NSX doesn't naturally distinguish between a port used for NSX traffic (like your VM networks) and a port used for specialized tasks (like your InfiniBand SR-IOV).  Because Mellanox adapters require a vSwitch/VDS uplink to facilitate SR-IOV Virtual Functions (VFs), the "Link Down" state of the InfiniBand port (due to lack of RoCE/Ethernet link) is erroneously treated by NSX as a failure in the host's networking fabric, regardless of whether the pNIC is part of an NSX Transport Node Profile.

Resolution

Currently, this is expected behavior based on the NSX health monitoring architecture.
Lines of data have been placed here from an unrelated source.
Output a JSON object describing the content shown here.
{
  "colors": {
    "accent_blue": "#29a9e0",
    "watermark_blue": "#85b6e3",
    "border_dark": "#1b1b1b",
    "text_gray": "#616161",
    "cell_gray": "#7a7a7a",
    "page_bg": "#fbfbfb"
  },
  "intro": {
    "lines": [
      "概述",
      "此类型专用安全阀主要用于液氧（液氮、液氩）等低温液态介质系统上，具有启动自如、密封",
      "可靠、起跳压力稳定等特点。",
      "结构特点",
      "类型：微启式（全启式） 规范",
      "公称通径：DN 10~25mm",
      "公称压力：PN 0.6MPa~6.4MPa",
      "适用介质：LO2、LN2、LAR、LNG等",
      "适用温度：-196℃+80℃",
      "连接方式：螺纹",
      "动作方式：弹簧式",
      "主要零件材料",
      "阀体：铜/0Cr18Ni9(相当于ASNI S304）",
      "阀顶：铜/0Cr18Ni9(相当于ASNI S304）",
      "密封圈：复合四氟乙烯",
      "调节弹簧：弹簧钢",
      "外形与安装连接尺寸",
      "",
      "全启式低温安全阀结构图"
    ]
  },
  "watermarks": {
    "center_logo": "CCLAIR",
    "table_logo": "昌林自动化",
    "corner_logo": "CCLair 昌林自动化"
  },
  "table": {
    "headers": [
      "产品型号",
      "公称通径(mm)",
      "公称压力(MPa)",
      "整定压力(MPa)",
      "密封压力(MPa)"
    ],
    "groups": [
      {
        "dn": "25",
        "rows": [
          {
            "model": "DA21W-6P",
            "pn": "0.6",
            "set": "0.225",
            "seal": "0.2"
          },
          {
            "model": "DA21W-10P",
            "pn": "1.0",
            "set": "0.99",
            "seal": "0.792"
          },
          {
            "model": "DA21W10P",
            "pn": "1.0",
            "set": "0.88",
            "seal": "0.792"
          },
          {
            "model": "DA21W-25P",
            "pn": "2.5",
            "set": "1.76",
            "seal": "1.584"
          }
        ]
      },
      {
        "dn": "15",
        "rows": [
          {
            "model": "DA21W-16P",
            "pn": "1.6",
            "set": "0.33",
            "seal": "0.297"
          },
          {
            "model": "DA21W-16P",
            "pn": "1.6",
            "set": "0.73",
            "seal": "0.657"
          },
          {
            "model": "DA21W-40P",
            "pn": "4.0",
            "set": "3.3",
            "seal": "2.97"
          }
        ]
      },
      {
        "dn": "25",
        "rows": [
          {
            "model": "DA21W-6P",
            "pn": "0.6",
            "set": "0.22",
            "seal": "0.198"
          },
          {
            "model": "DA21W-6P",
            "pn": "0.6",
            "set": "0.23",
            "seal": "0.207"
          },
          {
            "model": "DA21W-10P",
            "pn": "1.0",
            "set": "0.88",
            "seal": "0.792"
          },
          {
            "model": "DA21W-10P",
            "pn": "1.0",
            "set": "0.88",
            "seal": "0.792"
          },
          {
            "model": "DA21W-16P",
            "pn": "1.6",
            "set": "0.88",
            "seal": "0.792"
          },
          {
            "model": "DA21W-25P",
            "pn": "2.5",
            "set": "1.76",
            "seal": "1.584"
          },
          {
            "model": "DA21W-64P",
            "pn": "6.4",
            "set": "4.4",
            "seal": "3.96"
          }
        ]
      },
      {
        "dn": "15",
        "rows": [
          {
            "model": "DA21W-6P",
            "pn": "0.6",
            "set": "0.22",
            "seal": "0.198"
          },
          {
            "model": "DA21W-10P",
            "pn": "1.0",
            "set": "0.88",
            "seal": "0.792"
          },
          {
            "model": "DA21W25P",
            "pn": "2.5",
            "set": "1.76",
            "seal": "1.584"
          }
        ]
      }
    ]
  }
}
Follow the below steps to verify that the port NSX is reporting about is indeed the InfiniBand port and not a real Ethernet failure.

Steps to do this: 

  1. Verify in the ESXi CLI using esxcli network nic list that the down interface corresponds to the InfiniBand adapter.
  2. Confirm the pNIC is not assigned to an NSX Uplink Profile or used by any NSX Segment.
  3. Once you have verified that this is related to a  InfiniBand adapter, in the NSX Manager UI, navigate to the Host Transport Node dashboard and acknowledge the degraded status if it is confirmed to be isolated to the non-NSX InfiniBand adapter.